THE state government will invest $1.2 million into a plan to quadruple the state's wine industry over a decade, but it's not a vision shared by all in the industry.
Grape growers welcomed the initial investment, which will support a modest 12 per cent increase in vineyards in 2013, urging the government to continue its cautious approach, rather than promote aggressive expansion.
In her state of the state address to Parliament, Premier Lara Giddings yesterday announced the vineyard and orchard expansion plan, which will provide grants to existing winemakers looking to increase production.
``It will generate an estimated $10 million in private investment and create more than 370 jobs plus a further 100 shorter-term planting positions,'' Ms Giddings said.
``We have a vision to quadruple wine production over the next decade and this program will help that vision become a reality.''
It's this ambitious vision for four-fold expansion that has many in the industry worried.
Wine Tasmania has a goal to increase the amount of vineyards from 1600 hectares to 3500 hectares within the next three to five years.

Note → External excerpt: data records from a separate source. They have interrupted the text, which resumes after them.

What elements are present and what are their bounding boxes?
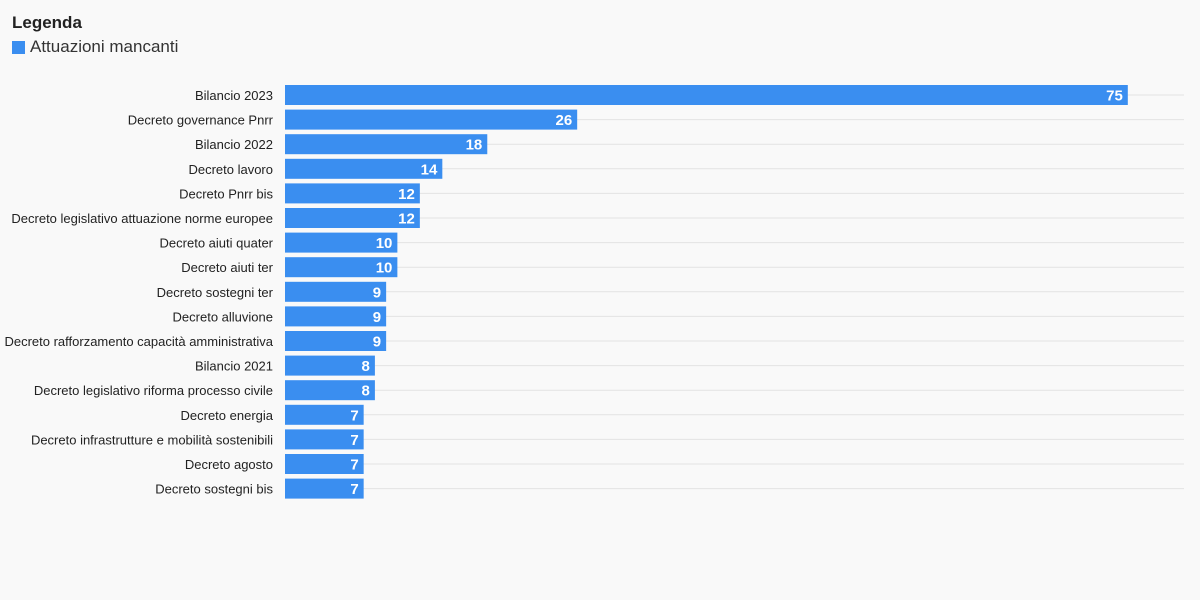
category-label: Decreto sostegni bis xyxy=(155,482,273,497)
data-label: 9 xyxy=(373,309,381,326)
category-label: Decreto alluvione xyxy=(173,309,273,324)
data-label: 8 xyxy=(362,383,370,400)
category-label: Decreto infrastrutture e mobilità sosten… xyxy=(31,432,273,447)
data-label: 10 xyxy=(376,235,393,252)
legend: Legenda Attuazioni mancanti xyxy=(12,12,178,58)
data-label: 75 xyxy=(1106,88,1123,105)
data-label: 7 xyxy=(350,481,358,498)
legend-item-attuazioni-mancanti[interactable]: Attuazioni mancanti xyxy=(12,36,178,58)
data-label: 7 xyxy=(350,457,358,474)
category-label: Decreto aiuti ter xyxy=(181,260,273,275)
category-label: Decreto lavoro xyxy=(188,162,273,177)
category-label: Bilancio 2021 xyxy=(195,359,273,374)
category-label: Decreto energia xyxy=(181,408,274,423)
data-label: 18 xyxy=(466,137,483,154)
category-label: Bilancio 2022 xyxy=(195,137,273,152)
bar[interactable] xyxy=(285,109,578,130)
data-label: 12 xyxy=(398,186,415,203)
bar[interactable] xyxy=(285,232,398,253)
bar[interactable] xyxy=(285,183,420,204)
category-label: Decreto governance Pnrr xyxy=(128,113,274,128)
category-label: Bilancio 2023 xyxy=(195,88,273,103)
category-labels: Bilancio 2023 Decreto governance Pnrr Bila… xyxy=(4,88,273,497)
category-label: Decreto sostegni ter xyxy=(157,285,274,300)
legend-item-label: Attuazioni mancanti xyxy=(30,37,179,56)
bar[interactable] xyxy=(285,85,1128,105)
category-label: Decreto legislativo attuazione norme eur… xyxy=(11,211,273,226)
data-label: 14 xyxy=(421,161,438,178)
bar[interactable] xyxy=(285,404,364,425)
data-label: 8 xyxy=(362,358,370,375)
bar[interactable] xyxy=(285,355,375,376)
bar[interactable] xyxy=(285,281,387,302)
data-label: 7 xyxy=(350,407,358,424)
data-label: 26 xyxy=(555,112,572,129)
legend-title: Legenda xyxy=(12,13,82,32)
category-label: Decreto agosto xyxy=(185,457,273,472)
category-label: Decreto rafforzamento capacità amministr… xyxy=(4,334,273,349)
data-label: 9 xyxy=(373,284,381,301)
bar[interactable] xyxy=(285,454,364,474)
data-label: 12 xyxy=(398,211,415,228)
bar[interactable] xyxy=(285,257,398,278)
data-label: 9 xyxy=(373,334,381,351)
bar[interactable] xyxy=(285,158,443,179)
category-label: Decreto aiuti quater xyxy=(160,236,274,251)
bar[interactable] xyxy=(285,380,375,401)
category-label: Decreto Pnrr bis xyxy=(179,186,273,201)
bar[interactable] xyxy=(285,331,387,351)
bar[interactable] xyxy=(285,208,420,228)
category-label: Decreto legislativo riforma processo civ… xyxy=(34,383,273,398)
legend-swatch xyxy=(12,40,25,54)
bar[interactable] xyxy=(285,134,488,155)
bar[interactable] xyxy=(285,478,364,499)
data-label: 10 xyxy=(376,260,393,277)
bar[interactable] xyxy=(285,306,387,327)
bar[interactable] xyxy=(285,429,364,450)
data-label: 7 xyxy=(350,432,358,449)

Asked if quadrupling the industry in 10 years was realistic, chief executive officer Sheralee Davies stressed the need for a market-led approach.
``It ultimately is going to be down to that demand. It is difficult and challenging to put a figure in place because it's agriculture,'' Ms Davies said.

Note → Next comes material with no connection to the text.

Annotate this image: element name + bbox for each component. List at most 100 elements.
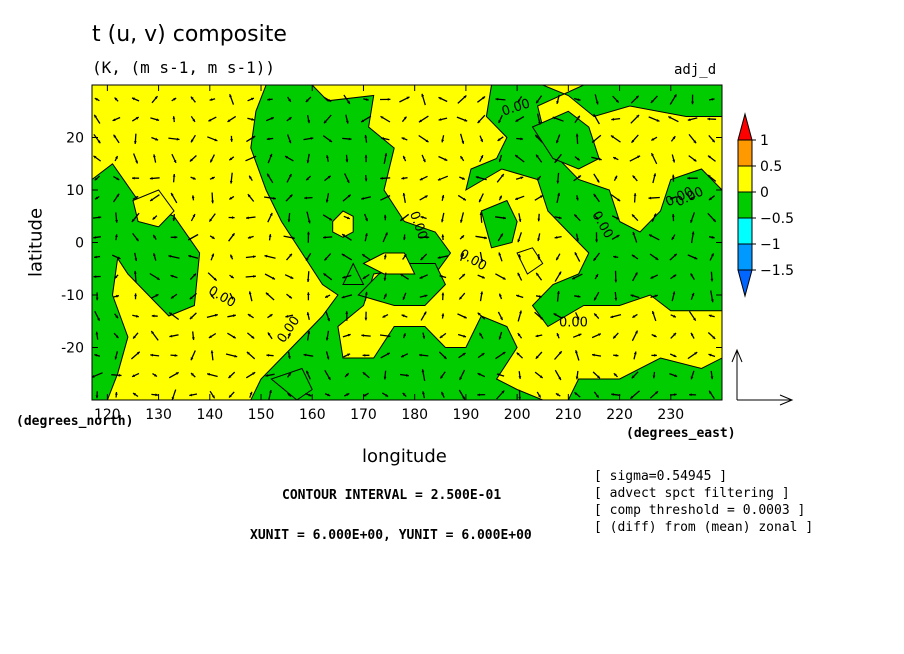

Delamere Vineyard owner Shane Holloway said he would be interested in applying for a grant to potentially double the size of his vineyard.

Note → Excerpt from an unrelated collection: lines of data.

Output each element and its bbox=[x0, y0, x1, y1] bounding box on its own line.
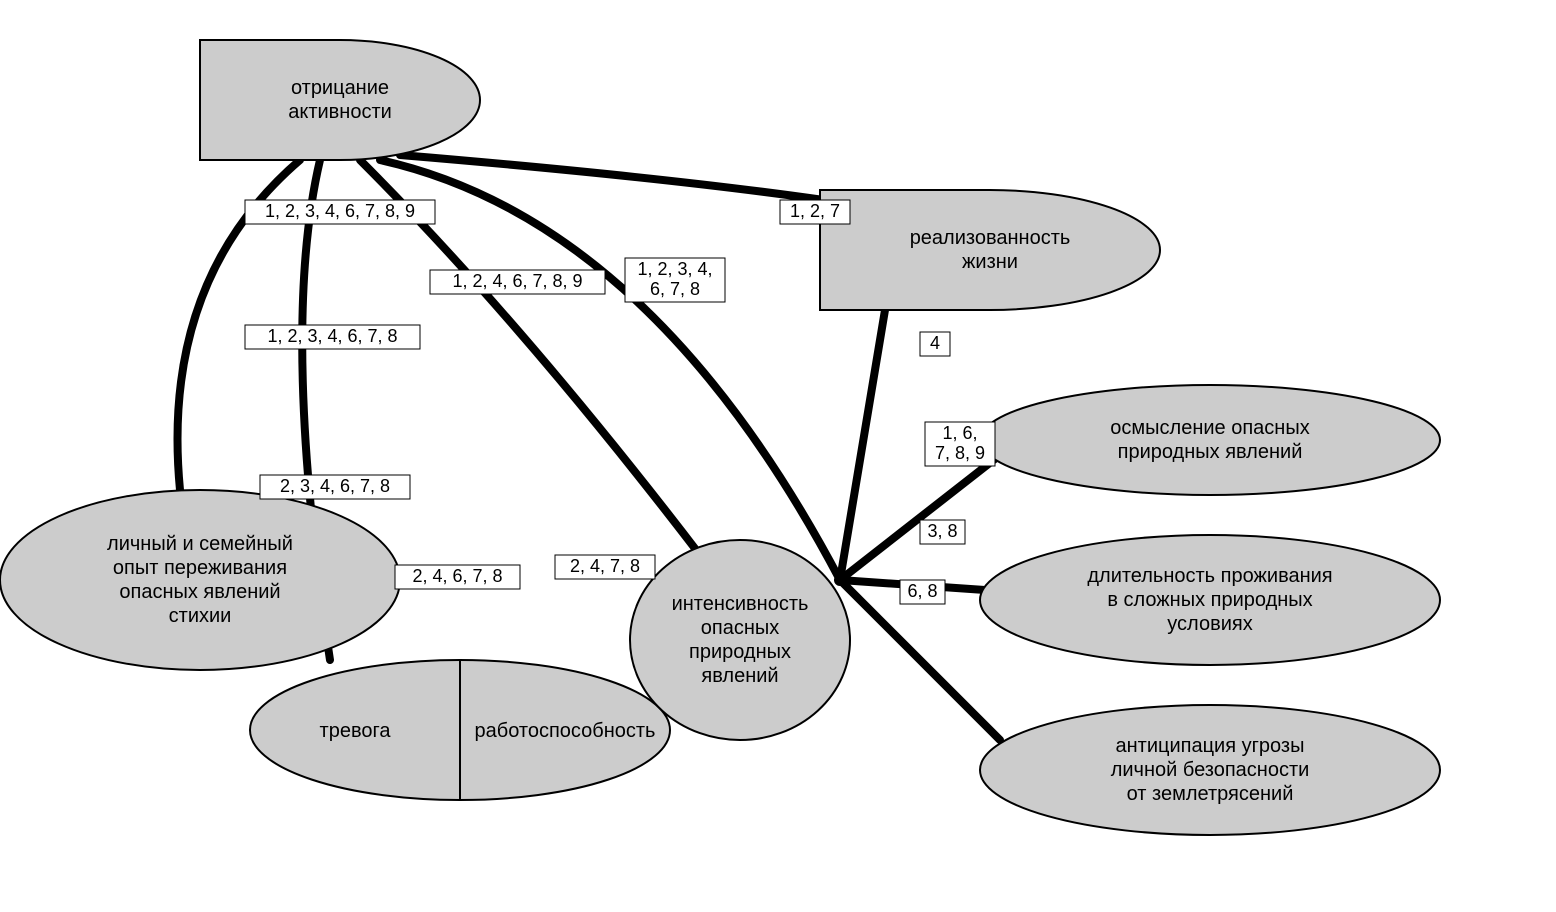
node-label: природных bbox=[689, 641, 791, 663]
edge-label: 1, 2, 3, 4, bbox=[637, 259, 712, 279]
node-label: стихии bbox=[169, 605, 232, 627]
node-label: опыт переживания bbox=[113, 557, 287, 579]
node-duration: длительность проживанияв сложных природн… bbox=[980, 535, 1440, 665]
node-intensity: интенсивностьопасныхприродныхявлений bbox=[630, 540, 850, 740]
node-label: антиципация угрозы bbox=[1116, 735, 1305, 757]
edge-label: 6, 7, 8 bbox=[650, 279, 700, 299]
edge-label: 4 bbox=[930, 333, 940, 353]
node-label: отрицание bbox=[291, 77, 389, 99]
node-label: жизни bbox=[962, 251, 1018, 273]
node-label: опасных bbox=[701, 617, 780, 639]
nodes-layer: отрицаниеактивности реализованностьжизни л… bbox=[0, 40, 1440, 835]
node-label: осмысление опасных bbox=[1110, 417, 1309, 439]
edge bbox=[840, 310, 885, 580]
edge-label: 2, 4, 7, 8 bbox=[570, 556, 640, 576]
edge bbox=[380, 160, 840, 580]
edge-label: 1, 6, bbox=[942, 423, 977, 443]
node-label: явлений bbox=[701, 665, 778, 687]
node-experience: личный и семейныйопыт переживанияопасных… bbox=[0, 490, 400, 670]
node-denial: отрицаниеактивности bbox=[200, 40, 480, 160]
node-comprehension: осмысление опасныхприродных явлений bbox=[980, 385, 1440, 495]
edge-label: 7, 8, 9 bbox=[935, 443, 985, 463]
hub-point bbox=[834, 574, 846, 586]
node-anticipation: антиципация угрозыличной безопасностиот … bbox=[980, 705, 1440, 835]
node-label: природных явлений bbox=[1118, 441, 1303, 463]
node-label: реализованность bbox=[910, 227, 1071, 249]
node-anxiety_perf: тревога работоспособность bbox=[250, 660, 670, 800]
edge-label: 2, 3, 4, 6, 7, 8 bbox=[280, 476, 390, 496]
edge-label: 1, 2, 3, 4, 6, 7, 8 bbox=[267, 326, 397, 346]
edge-label: 6, 8 bbox=[907, 581, 937, 601]
node-label: опасных явлений bbox=[119, 581, 280, 603]
node-label: условиях bbox=[1167, 613, 1252, 635]
node-label: от землетрясений bbox=[1127, 783, 1294, 805]
edge-label: 3, 8 bbox=[927, 521, 957, 541]
node-label: интенсивность bbox=[672, 593, 809, 615]
node-label: активности bbox=[288, 101, 392, 123]
edge-label: 1, 2, 7 bbox=[790, 201, 840, 221]
node-label: личной безопасности bbox=[1111, 759, 1310, 781]
node-label: работоспособность bbox=[475, 720, 656, 742]
node-label: длительность проживания bbox=[1087, 565, 1332, 587]
node-label: личный и семейный bbox=[107, 533, 293, 555]
edge-label: 2, 4, 6, 7, 8 bbox=[412, 566, 502, 586]
node-label: в сложных природных bbox=[1107, 589, 1312, 611]
edge-label: 1, 2, 3, 4, 6, 7, 8, 9 bbox=[265, 201, 415, 221]
edge-label: 1, 2, 4, 6, 7, 8, 9 bbox=[452, 271, 582, 291]
node-label: тревога bbox=[320, 720, 392, 742]
node-realization: реализованностьжизни bbox=[820, 190, 1160, 310]
edge bbox=[840, 455, 1000, 580]
edge bbox=[400, 155, 870, 207]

However, he said it was vital too much growth, too soon did not occur for Tasmanian wines to maintain their reputation for ultra premium quality.
``The most important thing is for that growth to be done at a sustainable level,'' Mr Holloway said.
Former winemaker, now Tasmanian Greens Senator Peter Whish-Wilson said the grant scheme was sensible, but the 10-year vision was dangerous.
``I don't think it's realistic or based on commercial realities,'' Senator Whish-Wilson said.